JOHN LEO: And why would they be hostile?
JONATHAN HAIDT: You have to look at the degree to which a field has a culture of activism. Anthropology is a very activist field. They fight for the rights of oppressed people, as they see it. My field, social psychology, has some activism in it, but it’s not the dominant strain. Most of us, we really are thinking all day long about what control condition wasn’t run. My field really is oriented towards research. Now a lot of us are doing research on racism and prejudice. It’s the biggest single area of the field. But I’ve never felt that social psychology is first and foremost about changing the world, rather than understanding it. So my field is certainly still fixable. I think that if we can just get some more viewpoint diversity in it, it will solve the bias problem.
...JONATHAN HAIDT: This is a disaster for social science because social science is really hard to begin with. And now you have to try to explain social problems without saying anything that casts any blame on any member of a protected group. And not just moral blame, but causal blame. None of these groups can have done anything that led to their victimization or marginalization.
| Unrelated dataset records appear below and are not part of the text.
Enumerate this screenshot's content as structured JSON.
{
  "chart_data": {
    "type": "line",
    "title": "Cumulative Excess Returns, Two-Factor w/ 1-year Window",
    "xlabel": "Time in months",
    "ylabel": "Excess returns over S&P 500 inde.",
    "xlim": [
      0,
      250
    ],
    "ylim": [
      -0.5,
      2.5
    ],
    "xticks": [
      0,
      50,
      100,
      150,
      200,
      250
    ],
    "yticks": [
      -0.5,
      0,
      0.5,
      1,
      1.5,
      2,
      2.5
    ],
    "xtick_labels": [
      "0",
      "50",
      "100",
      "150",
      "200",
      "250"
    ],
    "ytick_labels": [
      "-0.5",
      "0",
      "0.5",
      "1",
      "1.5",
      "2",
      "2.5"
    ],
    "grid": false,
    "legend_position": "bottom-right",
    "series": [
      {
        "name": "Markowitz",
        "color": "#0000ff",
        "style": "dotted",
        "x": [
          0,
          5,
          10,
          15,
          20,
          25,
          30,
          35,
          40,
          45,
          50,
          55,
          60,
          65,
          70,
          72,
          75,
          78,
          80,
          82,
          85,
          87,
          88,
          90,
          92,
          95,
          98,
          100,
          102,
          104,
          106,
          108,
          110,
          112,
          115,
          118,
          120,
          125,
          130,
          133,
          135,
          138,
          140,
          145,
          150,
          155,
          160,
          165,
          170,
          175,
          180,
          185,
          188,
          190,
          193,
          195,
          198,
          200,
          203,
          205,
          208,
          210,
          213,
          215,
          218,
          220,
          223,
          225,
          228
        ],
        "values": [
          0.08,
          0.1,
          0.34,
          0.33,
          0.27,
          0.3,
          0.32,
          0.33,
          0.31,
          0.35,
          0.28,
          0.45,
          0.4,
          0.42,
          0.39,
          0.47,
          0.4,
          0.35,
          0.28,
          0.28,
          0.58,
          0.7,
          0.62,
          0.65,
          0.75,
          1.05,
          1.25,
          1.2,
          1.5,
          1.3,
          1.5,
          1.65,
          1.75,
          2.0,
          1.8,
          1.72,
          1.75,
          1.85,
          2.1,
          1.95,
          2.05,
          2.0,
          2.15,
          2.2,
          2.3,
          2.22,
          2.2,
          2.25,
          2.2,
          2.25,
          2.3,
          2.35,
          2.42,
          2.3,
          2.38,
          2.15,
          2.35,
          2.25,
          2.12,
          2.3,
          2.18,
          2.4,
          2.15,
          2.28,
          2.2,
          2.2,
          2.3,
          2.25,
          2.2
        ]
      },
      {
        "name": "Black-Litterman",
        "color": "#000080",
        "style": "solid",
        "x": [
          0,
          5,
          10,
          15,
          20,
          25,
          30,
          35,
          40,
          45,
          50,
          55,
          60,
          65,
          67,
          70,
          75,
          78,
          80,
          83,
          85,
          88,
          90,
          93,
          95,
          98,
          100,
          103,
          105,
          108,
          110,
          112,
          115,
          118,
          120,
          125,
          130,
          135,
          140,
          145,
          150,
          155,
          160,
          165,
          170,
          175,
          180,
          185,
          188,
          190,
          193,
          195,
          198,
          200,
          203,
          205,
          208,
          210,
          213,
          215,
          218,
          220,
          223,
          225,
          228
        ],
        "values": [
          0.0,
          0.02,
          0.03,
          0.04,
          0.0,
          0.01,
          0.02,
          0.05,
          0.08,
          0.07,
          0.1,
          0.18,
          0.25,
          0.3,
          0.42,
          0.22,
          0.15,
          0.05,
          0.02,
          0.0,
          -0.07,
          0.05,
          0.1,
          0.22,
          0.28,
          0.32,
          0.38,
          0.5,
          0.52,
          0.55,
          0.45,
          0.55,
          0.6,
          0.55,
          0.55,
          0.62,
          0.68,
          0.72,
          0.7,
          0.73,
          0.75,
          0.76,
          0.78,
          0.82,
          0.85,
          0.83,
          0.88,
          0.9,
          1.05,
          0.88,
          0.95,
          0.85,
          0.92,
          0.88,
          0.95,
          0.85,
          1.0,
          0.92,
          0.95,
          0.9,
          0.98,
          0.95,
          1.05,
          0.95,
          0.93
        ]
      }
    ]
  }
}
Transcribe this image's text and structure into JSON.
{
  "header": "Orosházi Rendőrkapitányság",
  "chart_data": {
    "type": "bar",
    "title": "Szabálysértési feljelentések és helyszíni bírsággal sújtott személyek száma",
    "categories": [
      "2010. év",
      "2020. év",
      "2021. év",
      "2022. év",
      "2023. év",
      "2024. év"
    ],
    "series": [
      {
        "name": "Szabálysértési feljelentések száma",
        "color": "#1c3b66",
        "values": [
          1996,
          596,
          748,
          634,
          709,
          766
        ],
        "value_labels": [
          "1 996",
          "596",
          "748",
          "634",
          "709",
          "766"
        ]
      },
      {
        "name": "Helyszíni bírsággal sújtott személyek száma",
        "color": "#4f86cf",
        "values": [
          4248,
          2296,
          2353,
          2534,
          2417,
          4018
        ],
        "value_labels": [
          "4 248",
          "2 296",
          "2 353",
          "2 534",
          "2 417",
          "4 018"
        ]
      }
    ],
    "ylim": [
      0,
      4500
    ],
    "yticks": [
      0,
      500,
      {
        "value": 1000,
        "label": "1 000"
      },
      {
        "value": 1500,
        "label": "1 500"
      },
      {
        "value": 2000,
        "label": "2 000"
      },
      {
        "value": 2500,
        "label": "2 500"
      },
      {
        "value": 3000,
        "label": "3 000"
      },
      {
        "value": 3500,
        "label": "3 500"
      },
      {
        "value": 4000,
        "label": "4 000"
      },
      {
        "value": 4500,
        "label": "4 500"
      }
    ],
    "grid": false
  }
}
OHN LEO: Well, but there’s always a possibility of truth and accuracy. I mean, why is the professoriate so…
JONATHAN HAIDT: Spineless? Nowadays, a mob can coalesce out of nowhere. And so we’re more afraid of our students than we are of our peers. It is still possible for professors to say what they think over lunch; in private conversations they can talk. But the list of things we can say in the classroom is growing shorter and shorter.
JOHN LEO: This sounds like the Good Germans.
JONATHAN HAIDT: Yes. Exactly. It is. It’s really scary that values other than truth have become sacred. And what I keep trying to say – this comes right out of my book The Righteous Mind – is that you can’t have two sacred values. Because what do you do when they conflict? And in the academy now, if truth conflicts with social justice, truth gets thrown under the bus.